Together, the contributions in this symposium help us home in on a tension at the heart of the government’s use of automated legal guidance: This guidance is both increasingly critical to keep the public informed of how federal law applies, and it is increasingly dangerous. The more agencies turn to this form of guidance, the greater the possibility of non-transparent changes being made that have adverse impacts on the public, the greater the threat to norms of transparency and participation in agency implementation of the law, and the higher possibilities of access to justice gaps between well-resourced individuals and the general public.
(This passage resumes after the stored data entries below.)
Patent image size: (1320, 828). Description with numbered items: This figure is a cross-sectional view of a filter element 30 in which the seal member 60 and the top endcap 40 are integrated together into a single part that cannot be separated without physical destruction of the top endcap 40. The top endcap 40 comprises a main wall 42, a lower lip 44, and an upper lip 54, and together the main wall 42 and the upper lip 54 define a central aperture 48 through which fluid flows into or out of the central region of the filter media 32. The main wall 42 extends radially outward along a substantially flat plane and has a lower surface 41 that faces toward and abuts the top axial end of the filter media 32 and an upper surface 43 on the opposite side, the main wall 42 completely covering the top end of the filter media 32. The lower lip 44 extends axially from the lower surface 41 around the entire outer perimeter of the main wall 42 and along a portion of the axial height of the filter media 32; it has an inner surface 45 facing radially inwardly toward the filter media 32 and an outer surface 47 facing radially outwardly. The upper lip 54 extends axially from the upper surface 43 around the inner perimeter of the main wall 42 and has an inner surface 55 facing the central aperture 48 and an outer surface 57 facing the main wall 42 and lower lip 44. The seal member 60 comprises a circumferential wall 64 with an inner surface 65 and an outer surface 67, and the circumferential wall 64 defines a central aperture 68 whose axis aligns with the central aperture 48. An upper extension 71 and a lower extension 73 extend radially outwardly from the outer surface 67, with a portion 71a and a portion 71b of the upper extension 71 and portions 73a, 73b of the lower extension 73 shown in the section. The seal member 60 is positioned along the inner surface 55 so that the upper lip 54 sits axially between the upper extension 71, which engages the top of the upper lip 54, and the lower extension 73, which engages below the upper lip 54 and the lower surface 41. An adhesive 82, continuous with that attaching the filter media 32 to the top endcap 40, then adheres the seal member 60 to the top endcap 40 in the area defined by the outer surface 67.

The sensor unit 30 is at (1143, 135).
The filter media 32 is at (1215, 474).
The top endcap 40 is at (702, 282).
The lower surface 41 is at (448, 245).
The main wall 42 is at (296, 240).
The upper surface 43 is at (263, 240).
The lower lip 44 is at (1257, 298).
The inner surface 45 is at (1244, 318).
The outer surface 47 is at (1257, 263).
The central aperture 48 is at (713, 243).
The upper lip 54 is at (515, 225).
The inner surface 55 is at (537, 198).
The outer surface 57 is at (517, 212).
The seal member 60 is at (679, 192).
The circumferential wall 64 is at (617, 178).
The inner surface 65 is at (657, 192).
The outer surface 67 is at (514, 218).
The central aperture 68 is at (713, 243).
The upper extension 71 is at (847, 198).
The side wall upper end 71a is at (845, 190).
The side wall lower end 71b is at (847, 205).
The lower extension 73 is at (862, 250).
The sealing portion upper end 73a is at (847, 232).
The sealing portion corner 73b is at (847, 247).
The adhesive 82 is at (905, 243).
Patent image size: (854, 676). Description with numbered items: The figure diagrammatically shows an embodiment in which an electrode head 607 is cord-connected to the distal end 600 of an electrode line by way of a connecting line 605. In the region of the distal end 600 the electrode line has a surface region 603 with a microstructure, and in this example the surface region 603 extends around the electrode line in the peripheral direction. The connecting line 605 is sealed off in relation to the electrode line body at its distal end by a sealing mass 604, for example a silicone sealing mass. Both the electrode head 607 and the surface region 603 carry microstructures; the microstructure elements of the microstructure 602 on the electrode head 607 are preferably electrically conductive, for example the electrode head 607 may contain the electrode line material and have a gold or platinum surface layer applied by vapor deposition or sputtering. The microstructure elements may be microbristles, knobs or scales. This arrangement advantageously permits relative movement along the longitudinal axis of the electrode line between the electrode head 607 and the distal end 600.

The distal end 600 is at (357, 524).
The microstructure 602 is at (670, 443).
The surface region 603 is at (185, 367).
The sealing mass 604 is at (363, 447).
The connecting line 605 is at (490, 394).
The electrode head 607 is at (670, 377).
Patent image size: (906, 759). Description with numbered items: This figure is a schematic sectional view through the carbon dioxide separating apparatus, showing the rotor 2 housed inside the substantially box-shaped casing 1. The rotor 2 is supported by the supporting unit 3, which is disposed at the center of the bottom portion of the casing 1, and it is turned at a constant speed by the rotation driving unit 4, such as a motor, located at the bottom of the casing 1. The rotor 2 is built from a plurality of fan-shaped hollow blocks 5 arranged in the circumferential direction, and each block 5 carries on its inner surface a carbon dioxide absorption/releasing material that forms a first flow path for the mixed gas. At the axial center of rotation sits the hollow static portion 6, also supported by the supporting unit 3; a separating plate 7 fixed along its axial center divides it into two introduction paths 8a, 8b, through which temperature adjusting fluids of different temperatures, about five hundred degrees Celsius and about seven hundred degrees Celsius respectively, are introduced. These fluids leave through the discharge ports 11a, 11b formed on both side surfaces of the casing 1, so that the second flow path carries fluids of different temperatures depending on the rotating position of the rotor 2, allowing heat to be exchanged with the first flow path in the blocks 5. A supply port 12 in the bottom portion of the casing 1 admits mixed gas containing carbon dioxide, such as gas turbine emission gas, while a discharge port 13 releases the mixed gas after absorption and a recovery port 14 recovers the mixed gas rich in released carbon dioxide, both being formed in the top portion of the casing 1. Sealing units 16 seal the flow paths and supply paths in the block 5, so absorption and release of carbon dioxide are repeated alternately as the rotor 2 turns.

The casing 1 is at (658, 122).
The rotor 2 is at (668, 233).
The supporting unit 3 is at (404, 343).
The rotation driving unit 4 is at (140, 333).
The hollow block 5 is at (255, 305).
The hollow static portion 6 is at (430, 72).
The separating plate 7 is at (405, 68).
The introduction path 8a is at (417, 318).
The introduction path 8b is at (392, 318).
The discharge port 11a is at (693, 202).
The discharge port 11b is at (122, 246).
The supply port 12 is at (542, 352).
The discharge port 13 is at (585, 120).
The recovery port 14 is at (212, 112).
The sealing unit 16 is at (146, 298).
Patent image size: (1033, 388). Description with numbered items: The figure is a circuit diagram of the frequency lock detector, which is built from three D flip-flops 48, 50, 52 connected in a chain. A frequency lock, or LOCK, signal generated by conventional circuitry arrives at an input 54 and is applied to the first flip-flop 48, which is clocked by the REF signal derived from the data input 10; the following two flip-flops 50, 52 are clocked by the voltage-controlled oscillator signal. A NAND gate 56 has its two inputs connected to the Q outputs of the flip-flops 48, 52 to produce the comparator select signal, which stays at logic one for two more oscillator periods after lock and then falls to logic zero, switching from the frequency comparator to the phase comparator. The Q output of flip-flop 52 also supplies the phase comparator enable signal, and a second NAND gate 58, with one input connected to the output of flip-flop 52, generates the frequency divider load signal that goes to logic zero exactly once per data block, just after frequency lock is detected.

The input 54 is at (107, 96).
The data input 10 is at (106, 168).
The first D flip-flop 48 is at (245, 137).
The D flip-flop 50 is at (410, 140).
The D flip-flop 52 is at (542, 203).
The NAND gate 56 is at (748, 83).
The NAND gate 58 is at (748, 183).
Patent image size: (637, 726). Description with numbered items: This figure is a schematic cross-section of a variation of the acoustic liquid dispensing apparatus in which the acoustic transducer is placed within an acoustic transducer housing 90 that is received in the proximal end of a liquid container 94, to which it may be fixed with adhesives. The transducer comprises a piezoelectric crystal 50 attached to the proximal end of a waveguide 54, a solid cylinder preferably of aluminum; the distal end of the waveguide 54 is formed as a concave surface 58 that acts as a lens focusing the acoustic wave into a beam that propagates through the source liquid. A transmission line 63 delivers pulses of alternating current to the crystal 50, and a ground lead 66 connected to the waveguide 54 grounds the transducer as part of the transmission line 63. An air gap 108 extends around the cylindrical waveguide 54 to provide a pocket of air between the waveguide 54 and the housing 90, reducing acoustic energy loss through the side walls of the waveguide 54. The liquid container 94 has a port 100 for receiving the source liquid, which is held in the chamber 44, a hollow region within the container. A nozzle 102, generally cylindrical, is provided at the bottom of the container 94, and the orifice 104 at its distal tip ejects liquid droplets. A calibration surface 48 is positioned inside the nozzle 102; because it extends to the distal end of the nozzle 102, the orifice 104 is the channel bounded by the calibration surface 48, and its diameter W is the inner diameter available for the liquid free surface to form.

The promise of automation, while great, is accompanied by perils.

We hope that our book and this symposium will help dispel beliefs that federal government agency use of automated legal guidance is all good or all bad. It can be an important tool, it is almost certainly going to be an indispensable tool, and it deserves our continuing attention and critique.

Joshua D. Blank is Professor of Law at the University of California, Irvine School of Law, and Leigh Osofsky is the William D. Spry III Distinguished Professor of Law at the University of North Carolina School of Law.


[1] The Interactive Tax Assistant disclaimer states, “Answers do not constitute written advice in response to a specific written request of the taxpayer within the meaning of section 6404(f) of the Internal Revenue Code.”